The day after her birthday, Wolownick woke early and returned to El Cap, back to the fixed lines leading to Heart Ledges, where photographers and journalists she’d contacted joined her. “I’ll be in a feature article in a special section of the New York Times,” she tells me, “in a section on people who have reinvented themselves later in life. That’s become my specialty. I saw a post online from the Times and shot off an email to them. A half-hour later they wrote me back.”
With so many articles coming out about her success in the vertical, I was curious if she talked about her notable climbs with her son. She replied, “We talk, of course, often when he’s in an airport going on an expedition to somewhere in the world. When we talk, it’s family stuff, not this.”
As her rapid pace and increased relationships with the media grow, Wolownick may become the most famous senior climber on the planet. Considering her son is the world’s most famous rock climber, perhaps it’s fitting that she gets to share the limelight, in her way and on her terms. After all, he introduced her to the sport, supported her progression and inspired her to get out and try.

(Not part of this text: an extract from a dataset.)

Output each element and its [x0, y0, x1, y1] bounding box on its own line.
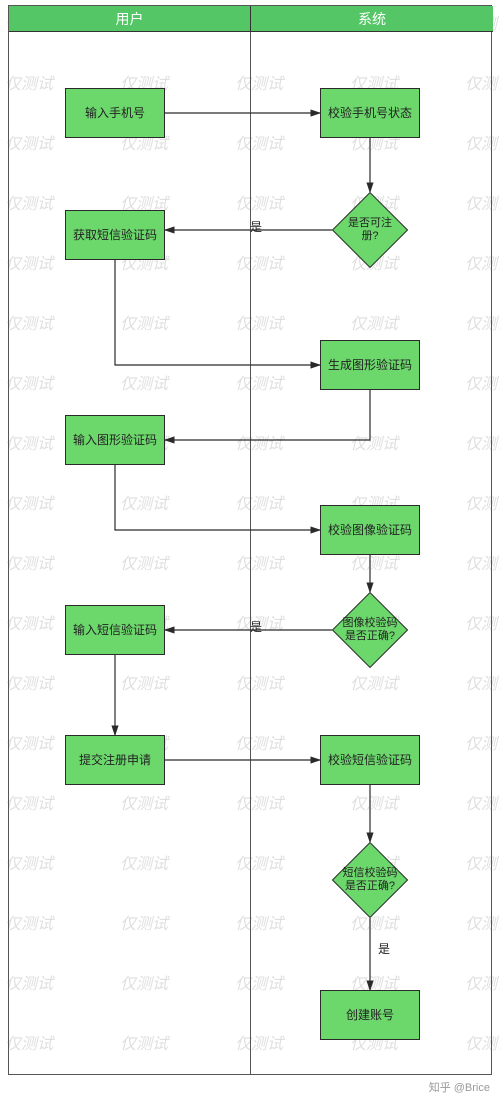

“I’m on television in Taiwan and Madrid, and across the US,” she says. “People enjoy success stories where they can say, ‘maybe I could do that.’ I’m out there doing these feats, and to other people, this is inspiring, and I love bringing that to people.”
And that’s the message she gives — you can achieve anything if you put your mind to it. Kudos to Wolownick for spreading that message. As the sport of climbing grows and reaches new audiences, thanks greatly to the success of Free Solo, it’s good to have Wolownick at the table to share her experiences and inspire seniors and others to get out and be more active.
“I don’t feel old,” she tells me, “but my foot doesn’t point downward anymore due to surgery. My whole foot was taken apart and put back together and apparently, there was nerve damage, and it will never get any better. It’s very limiting for climbing. So I have to figure out other ways to navigate these things. As you age, parts of you decline and you have to decide if you will let that stop you. I’d love to keep going up, as long as I can. We’ll see.”